Last Thursday I attended the official inauguration of the upgraded Sant’Antnin recycling plant. The project cost €27 million, of which €16.3 million were paid by the EU and €10.7 million by the government and, consequently, the taxpayer.

As a result of this investment, we will not only be increasing the amount of waste separated but we will also be in a position to use waste as a resource, of which part can be recycled and exported, other parts can be converted to compost, and more significantly, some can be used to produce clean energy. Driven by greater environmental awareness and international obligations, this country has over the years been making significant investments to address our environmental deficit.

Opposition spokesman for the environment Leo Brincat recently took to task the director of the planning authority’s Environment Protection Directorate, Martin Seychell, for having said that “My job is to protect the environment but the environment does not exist in isolation. I always argue that if the economy is not doing well, the environment is the first casualty.” The opposition’s remark that “Cuba has a weak economy and a strong environment” shows the superficiality with which it treats the environment. A “strong environment” has nothing to do with postcard pictures of sandy beaches with cigar-rolling women sitting by 1950 fuel-guzzling Cadillacs.

Making the choices that count for our environment costs millions. Waste treatment plants, power station upgrades, the public transport reform with Euro V buses, the interconnector, the closure of Magħtab and Il-Qortin and their rehabilitation into parks, the sewage treatment plants which make our bathing waters among the cleanest in the Mediterranean, windfarms as a means of alternative energy, and schemes for industry and households to go for alternative energy and scrap old vehicles for new... all of these do not come for free. They come at a price running into hundreds of millions of euros paid in large part from taxes generated by our economy. The healthier an economy, the easier it becomes for a government, any government, to take the right, albeit costly, decisions in the interest of our environment. The weaker an economy, the more difficult it becomes to make such choices, with financial priorities often favouring education and social services.

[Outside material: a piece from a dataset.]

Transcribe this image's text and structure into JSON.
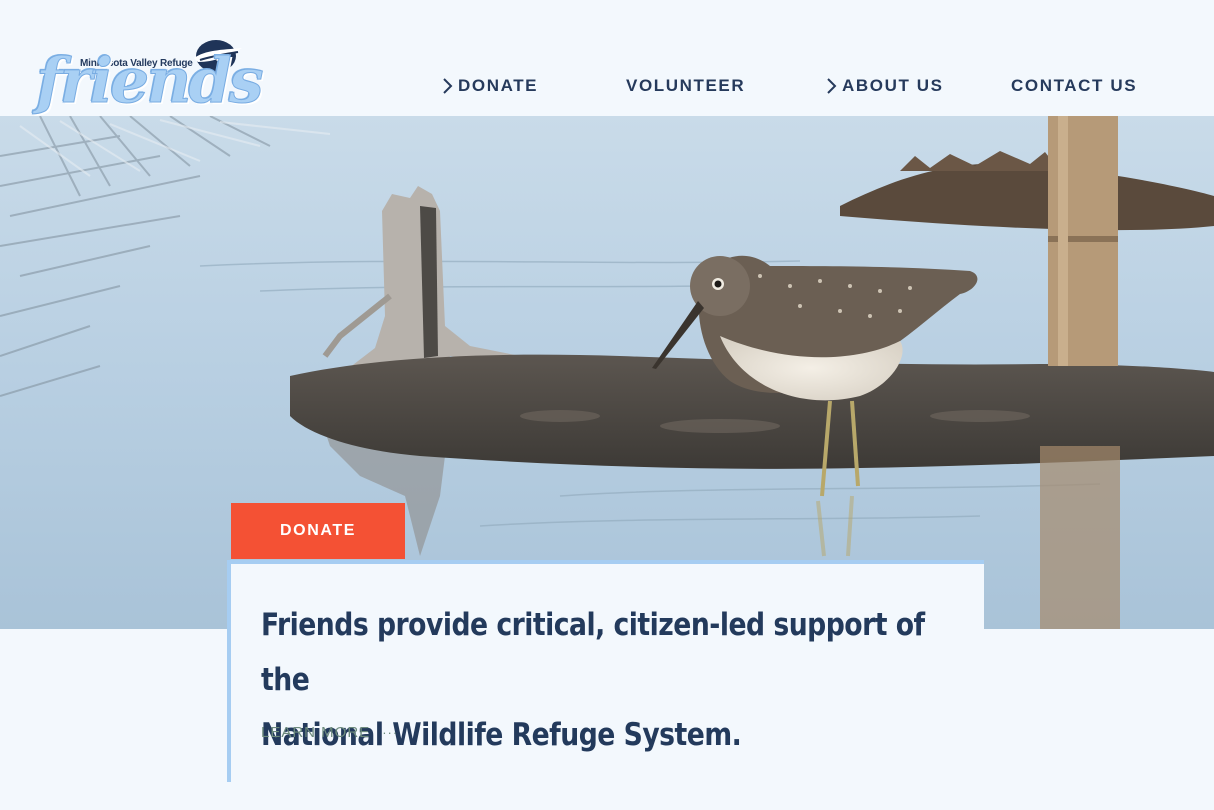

The recent outcry over the Dwejra incident shows that for the public it is not only the macro dimension of the environment that matters but also the micro. To be fair, both are important and both have to be addressed but it would be inappropriate to think that one is more important than the other; it is a cheap shot to say that nothing is being done by the authorities on the environment because of what happened in Dwejra.

This is not an attempt to justify what took place at Dwejra. I expect the applicant producer and/or the contractor, who caused the incident, to be held accountable for the breach of the permit conditions imposed by the Malta Environment and Planning Authority and/or any breach of the environmental directives as a result of the fact that i) Applicant did not place the sand on an impermeable material; ii) applicant did not give Mepa-appointed monitors the required advance notification before placing the sand, and iii) applicant attempted to use mechanised vehicles to remove the sand. Any possible Mepa shortcomings moreover need to be addressed.

Now that the sand has been removed after a laborious three-week manual process, independent experts will be in a position to determine the extent of the damage, if any, suffered. Prof. Kevin Aquilina and Dr Simone Borg, two authorities in development and environmental law respectively, will be assessing whether the procedure adopted in processing applications to film in sensitive sites needs revisiting. I also await the Mepa auditor’s report on the matter.

It is a pity however that, contrary to what happened in countless similar instances where permits were granted for film companies to shoot in sensitive sites without consequence, the Dwejra incident has tarnished a whole industry and some have in the process attempted to tarnish Mepa and its directorate. Mepa could of course in future take the easy way out and simply refuse all applications for filming on our prime sites. But I do not believe anyone seriously believes that is the solution.

Having said that, we need to learn from this experience. We cannot react by being sensational and irrational. If there is scope for improvement let us find out what needs to be done to tighten a system which to date has nearly invariably worked without problems. But let us remember that our environment, the larger environment, does not live in isolation.

Dr de Marco is Parliamentary Secretary for Tourism, the Environment and Culture.